Vu la procédure suivante :
Par une requête enregistrée le 16 avril 2021, Mme A C, représentée par
Me Clavier, demande au tribunal :
1°) d'annuler la décision du 5 novembre 2020 par laquelle la commission de médiation du droit au logement opposable du Val-de-Marne a rejeté son recours amiable tendant à ce que sa demande de logement soit reconnue comme prioritaire et urgente ;
2°) d'enjoindre à l'Etat de réexaminer sa demande tendant à la reconnaissance de son droit à un logement décent et indépendant tenant compte de ses besoins et capacités.
Elle soutient que :
- son recours est recevable ;
- elle vit avec son fils étudiant majeur dans un appartement de type F2 ;
- son fils occupe cette chambre et elle est contrainte de dormir dans le salon ;
- elle rencontre des problèmes de voisinage récurrents avec l'un de ses voisins, pour lesquels elle a déjà été amenée à déposer une main courante.
Par un mémoire en défense enregistré le 19 août 2022, la préfète du Val-de-Marne conclut au non-lieu de la requête.
Elle fait valoir que Mme C a été relogée le 19 juillet 2022 dans un logement du parc social de type T3 situé au 6 domaine de la Source à Combs-la-Ville (77380).
Mme C a été admise au bénéfice de l'aide juridictionnelle totale par une décision du 17 février 2021.

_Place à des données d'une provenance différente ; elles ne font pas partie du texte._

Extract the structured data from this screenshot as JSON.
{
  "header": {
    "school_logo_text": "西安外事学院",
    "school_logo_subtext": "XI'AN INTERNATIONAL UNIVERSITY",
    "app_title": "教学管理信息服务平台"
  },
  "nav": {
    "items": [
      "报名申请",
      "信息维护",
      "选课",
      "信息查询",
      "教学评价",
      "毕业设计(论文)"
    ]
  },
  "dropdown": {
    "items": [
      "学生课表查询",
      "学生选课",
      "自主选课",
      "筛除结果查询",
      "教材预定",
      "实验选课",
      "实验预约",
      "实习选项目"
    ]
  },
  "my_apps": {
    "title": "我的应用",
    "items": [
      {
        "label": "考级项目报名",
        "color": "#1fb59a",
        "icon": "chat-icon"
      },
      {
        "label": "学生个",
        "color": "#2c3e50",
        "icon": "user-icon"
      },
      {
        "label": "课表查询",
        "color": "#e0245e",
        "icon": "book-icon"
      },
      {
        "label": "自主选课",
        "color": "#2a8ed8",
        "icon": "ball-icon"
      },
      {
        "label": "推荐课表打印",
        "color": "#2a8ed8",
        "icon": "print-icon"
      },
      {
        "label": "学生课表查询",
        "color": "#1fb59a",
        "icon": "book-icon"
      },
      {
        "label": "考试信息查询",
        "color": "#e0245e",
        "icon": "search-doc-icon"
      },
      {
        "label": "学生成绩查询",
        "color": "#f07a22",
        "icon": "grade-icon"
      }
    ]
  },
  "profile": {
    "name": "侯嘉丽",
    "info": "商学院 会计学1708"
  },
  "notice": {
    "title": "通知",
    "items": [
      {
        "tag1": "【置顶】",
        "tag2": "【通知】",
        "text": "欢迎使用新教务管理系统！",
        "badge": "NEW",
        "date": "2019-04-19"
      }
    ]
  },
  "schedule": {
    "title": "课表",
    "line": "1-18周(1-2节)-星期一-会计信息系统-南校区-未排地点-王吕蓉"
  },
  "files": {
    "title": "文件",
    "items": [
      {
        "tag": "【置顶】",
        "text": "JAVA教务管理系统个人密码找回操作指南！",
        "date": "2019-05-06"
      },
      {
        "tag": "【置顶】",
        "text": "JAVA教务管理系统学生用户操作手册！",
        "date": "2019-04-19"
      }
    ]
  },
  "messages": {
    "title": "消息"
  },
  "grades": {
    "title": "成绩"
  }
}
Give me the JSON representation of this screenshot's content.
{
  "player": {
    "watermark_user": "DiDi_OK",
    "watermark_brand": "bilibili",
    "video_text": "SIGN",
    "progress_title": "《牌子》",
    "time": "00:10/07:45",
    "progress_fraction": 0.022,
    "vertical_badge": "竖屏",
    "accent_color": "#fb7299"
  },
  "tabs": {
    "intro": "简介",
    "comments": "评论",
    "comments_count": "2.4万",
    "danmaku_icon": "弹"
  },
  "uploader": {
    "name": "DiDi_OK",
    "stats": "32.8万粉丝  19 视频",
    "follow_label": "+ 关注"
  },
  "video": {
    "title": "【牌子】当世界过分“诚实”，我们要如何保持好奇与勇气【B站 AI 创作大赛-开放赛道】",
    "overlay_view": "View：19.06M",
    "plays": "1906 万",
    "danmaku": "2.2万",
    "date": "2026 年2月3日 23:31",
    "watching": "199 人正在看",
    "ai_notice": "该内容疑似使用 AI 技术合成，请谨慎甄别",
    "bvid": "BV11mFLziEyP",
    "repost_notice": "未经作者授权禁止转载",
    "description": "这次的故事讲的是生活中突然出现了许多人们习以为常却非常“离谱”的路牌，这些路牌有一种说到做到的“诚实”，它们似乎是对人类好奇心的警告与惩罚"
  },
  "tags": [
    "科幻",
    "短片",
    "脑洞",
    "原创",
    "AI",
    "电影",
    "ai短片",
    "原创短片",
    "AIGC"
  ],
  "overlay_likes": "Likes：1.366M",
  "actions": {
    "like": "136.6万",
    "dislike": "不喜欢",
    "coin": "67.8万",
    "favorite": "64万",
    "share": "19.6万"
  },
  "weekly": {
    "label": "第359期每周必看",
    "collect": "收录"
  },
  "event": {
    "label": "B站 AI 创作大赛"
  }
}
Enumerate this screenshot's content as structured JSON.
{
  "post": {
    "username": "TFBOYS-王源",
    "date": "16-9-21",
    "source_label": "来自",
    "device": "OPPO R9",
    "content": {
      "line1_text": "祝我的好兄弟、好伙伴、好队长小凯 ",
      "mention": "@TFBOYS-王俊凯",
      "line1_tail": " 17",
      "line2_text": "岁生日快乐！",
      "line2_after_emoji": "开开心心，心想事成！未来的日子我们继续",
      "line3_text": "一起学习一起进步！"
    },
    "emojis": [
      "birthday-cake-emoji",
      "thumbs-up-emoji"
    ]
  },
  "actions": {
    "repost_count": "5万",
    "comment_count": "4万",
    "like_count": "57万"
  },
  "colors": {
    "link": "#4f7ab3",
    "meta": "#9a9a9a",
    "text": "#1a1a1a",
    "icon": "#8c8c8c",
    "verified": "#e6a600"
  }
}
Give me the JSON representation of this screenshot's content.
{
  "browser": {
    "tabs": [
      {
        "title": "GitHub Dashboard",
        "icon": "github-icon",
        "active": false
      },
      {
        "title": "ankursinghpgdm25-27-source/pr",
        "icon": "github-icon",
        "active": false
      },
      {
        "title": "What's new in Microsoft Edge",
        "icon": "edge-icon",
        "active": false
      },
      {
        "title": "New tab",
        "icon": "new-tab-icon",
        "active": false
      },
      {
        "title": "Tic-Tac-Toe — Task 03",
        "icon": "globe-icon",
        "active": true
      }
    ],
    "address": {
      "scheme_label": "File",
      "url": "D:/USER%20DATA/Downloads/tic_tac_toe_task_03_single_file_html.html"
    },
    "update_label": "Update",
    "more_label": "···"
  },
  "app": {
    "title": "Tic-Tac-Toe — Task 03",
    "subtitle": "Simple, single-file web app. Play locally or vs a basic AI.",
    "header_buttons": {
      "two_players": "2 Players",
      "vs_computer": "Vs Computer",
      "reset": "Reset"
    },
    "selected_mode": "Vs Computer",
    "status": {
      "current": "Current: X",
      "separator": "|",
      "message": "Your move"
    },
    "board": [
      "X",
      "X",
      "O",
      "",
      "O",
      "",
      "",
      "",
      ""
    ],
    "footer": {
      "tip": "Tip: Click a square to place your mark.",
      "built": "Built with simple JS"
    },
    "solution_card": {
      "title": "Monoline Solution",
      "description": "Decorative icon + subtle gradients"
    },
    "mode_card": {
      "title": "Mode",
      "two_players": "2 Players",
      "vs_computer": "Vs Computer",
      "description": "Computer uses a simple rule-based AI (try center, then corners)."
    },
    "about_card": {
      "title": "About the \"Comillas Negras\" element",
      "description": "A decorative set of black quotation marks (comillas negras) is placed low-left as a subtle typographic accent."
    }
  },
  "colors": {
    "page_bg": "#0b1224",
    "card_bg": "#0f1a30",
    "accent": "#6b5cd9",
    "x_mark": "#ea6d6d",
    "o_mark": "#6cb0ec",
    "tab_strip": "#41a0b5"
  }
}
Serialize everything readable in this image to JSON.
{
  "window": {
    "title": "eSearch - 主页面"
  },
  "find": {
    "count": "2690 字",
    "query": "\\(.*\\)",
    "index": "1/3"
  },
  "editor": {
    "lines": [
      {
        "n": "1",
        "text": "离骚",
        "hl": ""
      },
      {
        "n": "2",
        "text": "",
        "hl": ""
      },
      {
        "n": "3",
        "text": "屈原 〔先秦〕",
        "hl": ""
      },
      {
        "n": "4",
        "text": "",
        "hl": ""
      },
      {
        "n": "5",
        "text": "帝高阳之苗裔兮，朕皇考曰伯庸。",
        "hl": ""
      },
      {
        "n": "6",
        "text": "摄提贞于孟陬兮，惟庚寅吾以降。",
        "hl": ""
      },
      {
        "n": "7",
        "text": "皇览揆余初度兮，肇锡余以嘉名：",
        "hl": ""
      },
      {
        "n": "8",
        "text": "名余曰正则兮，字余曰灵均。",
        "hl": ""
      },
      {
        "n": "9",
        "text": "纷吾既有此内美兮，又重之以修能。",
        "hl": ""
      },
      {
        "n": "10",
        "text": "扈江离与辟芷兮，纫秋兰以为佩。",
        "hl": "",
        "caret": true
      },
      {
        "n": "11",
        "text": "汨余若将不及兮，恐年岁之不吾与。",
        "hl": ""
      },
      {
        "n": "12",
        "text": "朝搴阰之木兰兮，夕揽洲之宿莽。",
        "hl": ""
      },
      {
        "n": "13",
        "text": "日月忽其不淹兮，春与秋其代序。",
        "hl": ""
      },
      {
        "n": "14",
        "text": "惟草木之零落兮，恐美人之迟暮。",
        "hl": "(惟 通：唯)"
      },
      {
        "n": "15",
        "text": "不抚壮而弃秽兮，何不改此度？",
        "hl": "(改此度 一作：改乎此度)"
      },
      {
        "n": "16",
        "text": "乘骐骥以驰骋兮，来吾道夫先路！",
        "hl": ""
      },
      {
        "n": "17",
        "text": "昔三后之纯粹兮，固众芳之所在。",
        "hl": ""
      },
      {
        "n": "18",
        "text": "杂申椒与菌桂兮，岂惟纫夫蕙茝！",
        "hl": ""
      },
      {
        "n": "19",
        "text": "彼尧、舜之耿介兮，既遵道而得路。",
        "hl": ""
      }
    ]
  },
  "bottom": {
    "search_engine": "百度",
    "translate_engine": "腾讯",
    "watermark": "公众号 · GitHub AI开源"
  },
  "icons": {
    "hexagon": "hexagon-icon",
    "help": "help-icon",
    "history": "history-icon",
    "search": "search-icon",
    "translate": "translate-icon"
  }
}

Vu les autres pièces du dossier.
Vu :
- le code de la construction et de l'habitation ;
- la loi n° 91-647 du 10 juillet 1991 relative à l'aide juridique ;
- le décret n°2002-120 du 30 janvier 2002 relatif aux caractéristiques du logement décent pris pour l'application de l'article 187 de la loi n° 2000-1208 du 13 décembre 2000 relative à la solidarité et au renouvellement urbains ;
- le code de justice administrative.
La présidente du tribunal a désigné M. B, premier vice-président pour statuer sur les litiges relevant du droit au logement opposable, en application de l'article R.222-13 (1°) du code de justice administrative.
Le président de la formation de jugement a dispensé le rapporteur public, sur sa proposition, et en application de l'article L. 732-1 du code de justice administrative, de prononcer des conclusions à l'audience.
Les parties ont été régulièrement averties du jour de l'audience.
A été entendu à l'audience publique, le rapport de M. B, les parties n'y étant ni présentes, ni représentées.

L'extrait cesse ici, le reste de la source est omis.